Can Yekta Said, Kabadayı M Erdem
College of Social Sciences and Humanities, Koc University, Rumelifeneri Yolu, 34450 Sarıyer, Istanbul, Turkey.
J Imaging. 2020 May 14;6(5):32. doi: 10.3390/jimaging6050032.
Historical document analysis systems gain importance with the increasing efforts in the digitalization of archives. Page segmentation and layout analysis are crucial steps for such systems. Errors in these steps will affect the outcome of handwritten text recognition and Optical Character Recognition (OCR) methods, which increase the importance of the page segmentation and layout analysis. Degradation of documents, digitization errors, and varying layout styles are the issues that complicate the segmentation of historical documents. The properties of Arabic scripts such as connected letters, ligatures, diacritics, and different writing styles make it even more challenging to process Arabic script historical documents. In this study, we developed an automatic system for counting registered individuals and assigning them to populated places by using a CNN-based architecture. To evaluate the performance of our system, we created a labeled dataset of registers obtained from the first wave of population registers of the Ottoman Empire held between the 1840s and 1860s. We achieved promising results for classifying different types of objects and counting the individuals and assigning them to populated places.

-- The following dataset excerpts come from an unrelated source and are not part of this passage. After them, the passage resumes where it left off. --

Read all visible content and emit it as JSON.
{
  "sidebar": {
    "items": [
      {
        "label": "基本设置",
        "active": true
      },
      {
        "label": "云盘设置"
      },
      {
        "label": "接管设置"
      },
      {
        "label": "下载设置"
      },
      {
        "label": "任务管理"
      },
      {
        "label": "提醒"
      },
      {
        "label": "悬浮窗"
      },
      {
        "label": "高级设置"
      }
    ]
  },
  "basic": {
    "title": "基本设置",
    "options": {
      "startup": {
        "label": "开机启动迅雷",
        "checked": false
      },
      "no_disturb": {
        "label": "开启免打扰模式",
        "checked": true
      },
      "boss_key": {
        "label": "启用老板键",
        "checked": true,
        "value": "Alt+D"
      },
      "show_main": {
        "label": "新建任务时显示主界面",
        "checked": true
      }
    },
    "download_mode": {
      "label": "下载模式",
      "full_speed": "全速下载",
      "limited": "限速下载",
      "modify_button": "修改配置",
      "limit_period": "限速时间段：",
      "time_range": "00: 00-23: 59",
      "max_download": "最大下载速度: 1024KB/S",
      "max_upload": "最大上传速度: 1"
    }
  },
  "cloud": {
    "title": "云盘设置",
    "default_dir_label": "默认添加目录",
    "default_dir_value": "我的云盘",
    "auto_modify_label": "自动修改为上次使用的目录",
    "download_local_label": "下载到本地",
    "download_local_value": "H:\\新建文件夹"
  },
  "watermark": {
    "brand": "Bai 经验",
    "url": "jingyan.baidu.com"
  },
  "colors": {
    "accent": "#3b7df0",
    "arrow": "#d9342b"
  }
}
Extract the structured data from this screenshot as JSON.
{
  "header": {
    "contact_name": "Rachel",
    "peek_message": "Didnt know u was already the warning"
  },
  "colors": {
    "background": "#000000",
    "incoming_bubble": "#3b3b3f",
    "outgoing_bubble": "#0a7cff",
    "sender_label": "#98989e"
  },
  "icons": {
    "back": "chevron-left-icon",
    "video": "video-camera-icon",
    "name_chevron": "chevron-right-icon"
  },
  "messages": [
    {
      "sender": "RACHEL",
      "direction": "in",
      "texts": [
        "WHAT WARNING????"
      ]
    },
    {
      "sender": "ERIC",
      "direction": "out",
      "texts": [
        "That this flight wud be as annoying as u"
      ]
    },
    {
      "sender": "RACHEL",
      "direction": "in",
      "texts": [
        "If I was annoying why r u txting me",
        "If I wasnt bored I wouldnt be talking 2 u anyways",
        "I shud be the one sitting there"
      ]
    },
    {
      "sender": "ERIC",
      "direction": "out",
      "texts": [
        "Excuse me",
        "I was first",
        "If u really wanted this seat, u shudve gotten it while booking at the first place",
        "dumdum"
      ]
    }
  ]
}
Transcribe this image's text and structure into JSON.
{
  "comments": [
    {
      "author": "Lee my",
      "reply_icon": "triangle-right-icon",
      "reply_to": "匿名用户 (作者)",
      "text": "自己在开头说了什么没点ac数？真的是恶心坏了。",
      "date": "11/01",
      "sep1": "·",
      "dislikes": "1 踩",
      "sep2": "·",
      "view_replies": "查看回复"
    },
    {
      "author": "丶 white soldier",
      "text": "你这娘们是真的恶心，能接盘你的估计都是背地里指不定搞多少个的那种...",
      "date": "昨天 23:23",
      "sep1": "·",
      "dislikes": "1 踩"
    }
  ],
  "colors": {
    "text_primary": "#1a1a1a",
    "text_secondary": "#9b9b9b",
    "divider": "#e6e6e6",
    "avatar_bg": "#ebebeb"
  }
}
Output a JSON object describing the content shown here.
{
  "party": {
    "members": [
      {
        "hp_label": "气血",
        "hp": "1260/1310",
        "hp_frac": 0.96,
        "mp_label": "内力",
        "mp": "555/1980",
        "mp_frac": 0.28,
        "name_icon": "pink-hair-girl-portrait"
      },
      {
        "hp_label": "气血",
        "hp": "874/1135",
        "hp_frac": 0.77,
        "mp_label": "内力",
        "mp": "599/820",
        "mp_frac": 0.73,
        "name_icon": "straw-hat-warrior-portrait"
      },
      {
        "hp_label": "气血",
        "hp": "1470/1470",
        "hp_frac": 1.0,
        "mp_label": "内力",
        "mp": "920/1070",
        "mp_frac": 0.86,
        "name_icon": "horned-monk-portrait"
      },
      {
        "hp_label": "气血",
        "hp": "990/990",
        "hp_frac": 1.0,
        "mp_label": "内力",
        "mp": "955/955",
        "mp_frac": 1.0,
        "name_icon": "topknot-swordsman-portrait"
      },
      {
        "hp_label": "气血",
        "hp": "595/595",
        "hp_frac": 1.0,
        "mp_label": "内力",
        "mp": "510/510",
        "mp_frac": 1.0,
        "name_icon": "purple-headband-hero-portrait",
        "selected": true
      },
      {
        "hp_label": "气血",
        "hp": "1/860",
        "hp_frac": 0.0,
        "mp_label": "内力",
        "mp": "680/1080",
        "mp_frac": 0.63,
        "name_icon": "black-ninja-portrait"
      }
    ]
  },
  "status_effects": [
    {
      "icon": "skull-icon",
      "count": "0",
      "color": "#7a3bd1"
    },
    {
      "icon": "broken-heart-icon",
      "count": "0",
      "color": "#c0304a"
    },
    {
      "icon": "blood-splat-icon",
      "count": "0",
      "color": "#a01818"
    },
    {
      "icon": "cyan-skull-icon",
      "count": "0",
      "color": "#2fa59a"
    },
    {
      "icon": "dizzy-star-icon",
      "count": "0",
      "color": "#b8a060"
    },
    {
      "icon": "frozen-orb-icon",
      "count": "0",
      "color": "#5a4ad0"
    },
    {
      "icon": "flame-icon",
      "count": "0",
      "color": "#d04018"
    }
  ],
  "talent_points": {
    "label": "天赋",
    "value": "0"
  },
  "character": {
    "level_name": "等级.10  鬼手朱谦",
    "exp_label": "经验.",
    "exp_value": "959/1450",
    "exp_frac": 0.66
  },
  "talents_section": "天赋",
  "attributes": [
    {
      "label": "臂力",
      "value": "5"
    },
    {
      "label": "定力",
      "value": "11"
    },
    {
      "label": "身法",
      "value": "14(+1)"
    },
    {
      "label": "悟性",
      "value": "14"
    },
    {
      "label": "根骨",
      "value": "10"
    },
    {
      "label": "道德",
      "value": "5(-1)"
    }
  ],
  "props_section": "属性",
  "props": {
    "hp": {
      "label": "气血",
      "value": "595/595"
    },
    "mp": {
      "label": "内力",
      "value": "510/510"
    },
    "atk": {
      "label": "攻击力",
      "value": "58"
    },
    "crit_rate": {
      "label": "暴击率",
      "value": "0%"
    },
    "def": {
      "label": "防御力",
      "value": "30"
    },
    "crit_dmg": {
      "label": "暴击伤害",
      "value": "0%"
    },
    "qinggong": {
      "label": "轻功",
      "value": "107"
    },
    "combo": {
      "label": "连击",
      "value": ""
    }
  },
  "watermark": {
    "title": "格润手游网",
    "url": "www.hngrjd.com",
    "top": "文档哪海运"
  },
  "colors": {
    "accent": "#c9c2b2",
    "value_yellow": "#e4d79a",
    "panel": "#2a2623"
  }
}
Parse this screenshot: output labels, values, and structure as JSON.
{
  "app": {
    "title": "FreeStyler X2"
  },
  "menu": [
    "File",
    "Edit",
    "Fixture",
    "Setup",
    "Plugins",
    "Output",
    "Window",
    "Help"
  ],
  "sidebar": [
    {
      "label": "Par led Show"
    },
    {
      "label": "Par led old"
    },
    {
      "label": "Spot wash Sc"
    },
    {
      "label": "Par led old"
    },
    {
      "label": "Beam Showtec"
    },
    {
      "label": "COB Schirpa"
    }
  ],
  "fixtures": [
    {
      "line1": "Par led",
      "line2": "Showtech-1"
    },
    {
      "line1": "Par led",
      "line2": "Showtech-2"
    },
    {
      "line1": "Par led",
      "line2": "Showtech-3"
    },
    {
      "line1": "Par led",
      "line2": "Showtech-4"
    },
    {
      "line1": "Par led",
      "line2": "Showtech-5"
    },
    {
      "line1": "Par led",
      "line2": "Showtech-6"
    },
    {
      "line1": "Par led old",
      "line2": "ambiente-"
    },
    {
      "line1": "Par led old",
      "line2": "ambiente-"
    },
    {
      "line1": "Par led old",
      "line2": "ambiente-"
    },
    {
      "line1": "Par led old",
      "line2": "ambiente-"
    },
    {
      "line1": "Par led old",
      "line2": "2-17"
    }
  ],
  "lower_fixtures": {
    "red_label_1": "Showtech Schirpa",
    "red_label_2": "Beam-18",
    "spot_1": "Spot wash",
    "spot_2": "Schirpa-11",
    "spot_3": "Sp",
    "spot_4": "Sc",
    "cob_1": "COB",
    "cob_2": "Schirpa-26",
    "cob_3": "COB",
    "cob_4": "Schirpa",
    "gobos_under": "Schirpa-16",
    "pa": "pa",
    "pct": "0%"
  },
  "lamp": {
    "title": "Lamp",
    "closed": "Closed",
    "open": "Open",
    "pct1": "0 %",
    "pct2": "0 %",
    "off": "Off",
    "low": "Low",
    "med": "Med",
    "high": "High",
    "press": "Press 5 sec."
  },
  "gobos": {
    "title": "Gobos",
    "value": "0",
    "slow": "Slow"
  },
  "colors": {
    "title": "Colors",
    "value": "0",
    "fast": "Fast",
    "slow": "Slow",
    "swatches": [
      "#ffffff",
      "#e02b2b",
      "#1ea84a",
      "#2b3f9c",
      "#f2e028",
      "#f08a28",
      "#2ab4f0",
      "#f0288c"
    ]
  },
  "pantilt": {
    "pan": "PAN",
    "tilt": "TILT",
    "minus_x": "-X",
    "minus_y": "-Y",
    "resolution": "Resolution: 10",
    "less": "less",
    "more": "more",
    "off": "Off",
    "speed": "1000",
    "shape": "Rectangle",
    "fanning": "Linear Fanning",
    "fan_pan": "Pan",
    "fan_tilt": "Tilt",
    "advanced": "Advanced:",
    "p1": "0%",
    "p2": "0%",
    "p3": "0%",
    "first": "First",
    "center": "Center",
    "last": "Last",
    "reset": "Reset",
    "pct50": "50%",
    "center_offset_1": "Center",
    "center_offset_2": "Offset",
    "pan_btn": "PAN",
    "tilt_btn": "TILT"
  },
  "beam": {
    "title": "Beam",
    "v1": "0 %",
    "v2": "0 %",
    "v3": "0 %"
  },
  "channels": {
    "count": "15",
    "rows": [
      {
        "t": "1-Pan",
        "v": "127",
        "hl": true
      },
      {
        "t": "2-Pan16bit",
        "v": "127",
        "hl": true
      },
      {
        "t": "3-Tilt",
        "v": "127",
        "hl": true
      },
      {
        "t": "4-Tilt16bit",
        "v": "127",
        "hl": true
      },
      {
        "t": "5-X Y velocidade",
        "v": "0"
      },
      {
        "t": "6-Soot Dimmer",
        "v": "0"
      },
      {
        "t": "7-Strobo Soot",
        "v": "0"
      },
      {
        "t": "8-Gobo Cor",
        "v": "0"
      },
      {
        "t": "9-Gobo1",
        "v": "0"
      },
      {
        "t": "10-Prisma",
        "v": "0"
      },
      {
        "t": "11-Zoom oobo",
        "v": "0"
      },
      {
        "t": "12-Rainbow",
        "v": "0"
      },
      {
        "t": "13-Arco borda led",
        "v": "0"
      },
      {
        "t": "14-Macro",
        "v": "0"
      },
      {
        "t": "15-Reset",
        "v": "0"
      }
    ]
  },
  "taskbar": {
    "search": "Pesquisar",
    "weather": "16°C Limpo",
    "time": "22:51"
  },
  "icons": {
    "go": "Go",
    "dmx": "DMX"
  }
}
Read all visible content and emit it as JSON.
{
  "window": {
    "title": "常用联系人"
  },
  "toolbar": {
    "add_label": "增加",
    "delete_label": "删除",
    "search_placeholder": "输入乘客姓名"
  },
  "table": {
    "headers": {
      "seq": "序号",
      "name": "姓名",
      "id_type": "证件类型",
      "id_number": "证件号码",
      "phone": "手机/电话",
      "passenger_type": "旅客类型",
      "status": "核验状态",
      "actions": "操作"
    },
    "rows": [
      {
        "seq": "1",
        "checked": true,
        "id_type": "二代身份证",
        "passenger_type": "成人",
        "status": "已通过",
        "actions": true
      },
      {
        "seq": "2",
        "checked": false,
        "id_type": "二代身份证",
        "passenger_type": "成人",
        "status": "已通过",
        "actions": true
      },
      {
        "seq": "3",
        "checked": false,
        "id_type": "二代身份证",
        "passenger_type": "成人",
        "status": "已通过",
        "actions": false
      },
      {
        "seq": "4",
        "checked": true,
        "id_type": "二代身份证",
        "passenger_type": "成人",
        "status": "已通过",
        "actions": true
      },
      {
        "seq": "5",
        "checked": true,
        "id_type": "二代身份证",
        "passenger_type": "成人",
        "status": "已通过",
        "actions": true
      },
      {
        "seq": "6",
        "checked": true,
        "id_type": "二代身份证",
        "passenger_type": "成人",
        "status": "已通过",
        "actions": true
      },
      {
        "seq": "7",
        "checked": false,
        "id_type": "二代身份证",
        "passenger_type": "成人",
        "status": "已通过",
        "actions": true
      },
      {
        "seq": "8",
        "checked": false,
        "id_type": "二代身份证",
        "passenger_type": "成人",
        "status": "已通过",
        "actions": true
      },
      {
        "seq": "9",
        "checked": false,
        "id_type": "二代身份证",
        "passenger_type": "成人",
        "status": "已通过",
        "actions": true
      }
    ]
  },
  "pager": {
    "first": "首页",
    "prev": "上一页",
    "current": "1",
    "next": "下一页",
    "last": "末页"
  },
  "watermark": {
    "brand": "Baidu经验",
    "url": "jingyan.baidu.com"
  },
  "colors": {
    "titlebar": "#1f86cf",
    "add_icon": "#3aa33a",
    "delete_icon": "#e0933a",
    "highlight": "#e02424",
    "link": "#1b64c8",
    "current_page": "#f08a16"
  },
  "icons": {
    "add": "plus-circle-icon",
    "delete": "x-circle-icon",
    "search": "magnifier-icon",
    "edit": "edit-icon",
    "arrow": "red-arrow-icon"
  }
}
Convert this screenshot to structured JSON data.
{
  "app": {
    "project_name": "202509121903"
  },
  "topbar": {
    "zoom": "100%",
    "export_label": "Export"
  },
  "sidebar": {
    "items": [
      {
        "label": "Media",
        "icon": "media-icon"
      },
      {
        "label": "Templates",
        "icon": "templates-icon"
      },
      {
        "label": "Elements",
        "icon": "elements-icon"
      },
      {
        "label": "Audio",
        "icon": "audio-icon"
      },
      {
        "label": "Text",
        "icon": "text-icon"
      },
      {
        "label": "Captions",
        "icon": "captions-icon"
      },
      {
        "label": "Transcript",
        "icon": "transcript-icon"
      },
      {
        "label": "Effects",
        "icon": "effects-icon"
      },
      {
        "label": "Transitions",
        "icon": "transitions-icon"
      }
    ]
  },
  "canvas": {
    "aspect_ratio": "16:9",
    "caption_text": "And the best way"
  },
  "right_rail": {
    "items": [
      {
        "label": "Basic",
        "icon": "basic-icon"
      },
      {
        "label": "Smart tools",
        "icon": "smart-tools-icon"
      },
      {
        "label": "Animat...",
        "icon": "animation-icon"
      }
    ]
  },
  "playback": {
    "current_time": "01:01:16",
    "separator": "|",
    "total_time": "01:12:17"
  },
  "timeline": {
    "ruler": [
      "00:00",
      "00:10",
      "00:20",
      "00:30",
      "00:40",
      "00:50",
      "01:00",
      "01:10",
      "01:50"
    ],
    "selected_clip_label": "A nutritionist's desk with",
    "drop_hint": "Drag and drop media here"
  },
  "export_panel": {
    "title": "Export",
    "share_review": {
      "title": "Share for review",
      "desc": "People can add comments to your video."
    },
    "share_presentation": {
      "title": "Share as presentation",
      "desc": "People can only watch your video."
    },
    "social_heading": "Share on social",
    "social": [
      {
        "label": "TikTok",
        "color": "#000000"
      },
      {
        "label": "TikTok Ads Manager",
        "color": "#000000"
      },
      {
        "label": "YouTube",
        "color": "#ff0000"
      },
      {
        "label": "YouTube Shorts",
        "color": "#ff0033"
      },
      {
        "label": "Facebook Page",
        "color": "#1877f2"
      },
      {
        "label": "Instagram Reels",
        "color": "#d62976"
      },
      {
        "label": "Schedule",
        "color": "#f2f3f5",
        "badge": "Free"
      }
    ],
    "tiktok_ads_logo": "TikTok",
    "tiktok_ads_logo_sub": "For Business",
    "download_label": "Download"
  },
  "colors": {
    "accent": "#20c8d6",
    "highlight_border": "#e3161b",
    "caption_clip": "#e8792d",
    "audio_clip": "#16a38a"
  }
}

随着档案数字化工作的不断推进,历史文献分析系统变得愈发重要。页面分割和布局分析是此类系统的关键步骤。这些步骤中的错误会影响手写文本识别和光学字符识别(OCR)方法的结果,这就增加了页面分割和布局分析的重要性。文档退化、数字化错误以及多样的布局样式是使历史文献分割变得复杂的问题。阿拉伯文字的特性,如连写字母、连字、变音符和不同的书写风格,使得处理阿拉伯文历史文献更具挑战性。在本研究中,我们开发了一个基于卷积神经网络(CNN)架构的自动系统,用于统计登记在册的人员数量并将他们分配到有人居住的地方。为了评估我们系统的性能,我们创建了一个标注数据集,该数据集来自19世纪40年代至60年代奥斯曼帝国第一波人口登记册。我们在对不同类型的对象进行分类、统计人员数量并将他们分配到有人居住的地方方面取得了可观的成果。